I guess this theory wouldn't work if you plan on doing a residency at your institution, since you would be competing with these same classmates.
 
rahulazcom said:
I'm of the school of thought that considers primary care fields being general internal medicine, family practice, pediatrics and psychiatry.

Psych? Really?

😕
 
What do you guys/gals know about DOs getting into urology programs? Thats my biggest interest.

Which schools have the best speciality matching success?
 
letsrun4it said:
I once read that 80%+ of all DOs were family practice doctors / rural medicine. Since that was really low on my list I thought MD would be better but after looking at match lists, it looks very much like MD match lists. Lots of family practice and internal medicine but it sure seems like there are tons of options if a student wants to have some sort of speciality.

So is the DO field changing? Was it always this way? Or are the vast majority still doing family practice?

Since America is in desperate need of primary care physicians we are lucky that many do go into primary care.
 
Goose-d said:
Psych? Really?

😕

I'm not really sure about it either. I have just heard people lumping psych into the primary care category. Again, as we can see the definition as to what is and isn't primary care is pretty vague. Like I said, a lot of people argue about whether OB/GYN is a primary care field?
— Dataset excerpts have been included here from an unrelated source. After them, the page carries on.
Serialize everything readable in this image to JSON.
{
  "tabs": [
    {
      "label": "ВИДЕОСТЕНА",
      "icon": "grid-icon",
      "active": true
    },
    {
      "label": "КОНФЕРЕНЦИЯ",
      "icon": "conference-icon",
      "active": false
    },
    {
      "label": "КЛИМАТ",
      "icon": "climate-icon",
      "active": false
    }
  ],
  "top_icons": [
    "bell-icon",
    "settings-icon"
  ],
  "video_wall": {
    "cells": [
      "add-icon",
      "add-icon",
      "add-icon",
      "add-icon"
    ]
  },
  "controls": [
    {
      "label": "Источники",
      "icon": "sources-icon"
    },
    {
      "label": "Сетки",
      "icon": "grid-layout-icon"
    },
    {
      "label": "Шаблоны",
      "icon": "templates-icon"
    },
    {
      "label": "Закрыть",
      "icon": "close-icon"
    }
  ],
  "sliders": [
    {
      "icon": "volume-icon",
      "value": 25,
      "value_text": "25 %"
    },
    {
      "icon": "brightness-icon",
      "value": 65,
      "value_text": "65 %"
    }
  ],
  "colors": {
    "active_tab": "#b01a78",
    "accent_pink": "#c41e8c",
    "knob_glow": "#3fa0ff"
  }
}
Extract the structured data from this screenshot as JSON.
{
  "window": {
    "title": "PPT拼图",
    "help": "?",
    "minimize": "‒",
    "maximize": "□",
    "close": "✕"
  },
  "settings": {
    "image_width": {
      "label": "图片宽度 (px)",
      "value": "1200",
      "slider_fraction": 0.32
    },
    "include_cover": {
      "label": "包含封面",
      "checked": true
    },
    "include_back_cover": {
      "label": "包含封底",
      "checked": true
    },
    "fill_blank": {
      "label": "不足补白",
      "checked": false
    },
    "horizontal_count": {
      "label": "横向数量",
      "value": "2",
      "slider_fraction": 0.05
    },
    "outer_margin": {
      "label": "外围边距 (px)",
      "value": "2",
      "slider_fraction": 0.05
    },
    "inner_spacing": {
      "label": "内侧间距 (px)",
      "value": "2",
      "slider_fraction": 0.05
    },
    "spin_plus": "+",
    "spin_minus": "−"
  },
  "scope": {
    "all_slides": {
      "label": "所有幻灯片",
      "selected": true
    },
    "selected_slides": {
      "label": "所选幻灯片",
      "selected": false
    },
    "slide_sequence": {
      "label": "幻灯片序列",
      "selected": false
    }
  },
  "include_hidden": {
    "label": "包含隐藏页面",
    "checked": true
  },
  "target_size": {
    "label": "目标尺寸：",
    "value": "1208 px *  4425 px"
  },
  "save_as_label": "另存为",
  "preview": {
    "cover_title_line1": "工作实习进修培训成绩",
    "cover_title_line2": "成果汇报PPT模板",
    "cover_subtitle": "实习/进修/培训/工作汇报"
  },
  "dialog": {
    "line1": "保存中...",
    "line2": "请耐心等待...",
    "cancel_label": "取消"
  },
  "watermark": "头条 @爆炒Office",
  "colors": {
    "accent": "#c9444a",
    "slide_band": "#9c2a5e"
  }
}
I think the best thing is to remember the context of the question. The OP asked: "Or are the vast majority still doing family practice?" So I'm assuming the author was asking whether most DO's mostly enter FP, IM and Peds or fields that are traditionally and safely regarded as primary care. Hey, we can all agree Fam, IM and Peds are primary care right? :laugh:
 
letsrun4it said:
What do you guys/gals know about DOs getting into urology programs? Thats my biggest interest.

Which schools have the best speciality matching success?

I don't know if any school will give you a definitive advantage over another school on a national scale. Sure, I think there are more established DO schools with better reputations like OSUCOM and MSUCOM but it's not like in the allopathic world where being the last ranked student at Harvard, Mayo or Hopkins can open doors for you. I don't think any of the DO schools will give a student that much more of an edge over another DO student when applied nationally. I do think certain schools can students advantages regionally. If I wanted to settle down in Texas and somehow match in a competitive residency there, I would probably try to attend the Texas DO school or OSUCOM. Likewise, if I wanted to do my residency in Michigan or Illinois, I would probably choose MSUCOM.

There was a student who graduated from AZCOM in 2004 that matched at the University of Minnesota urology program. He was a top student at our school with excellent board scores and research. I really believe that a student at any DO school has the opportunity to match urology if he or she has competitive grades, board scores and research. So in my opinion, you should attend the DO school you would see yourself being the most happiest at as opposed to giving you an edge residency-wise.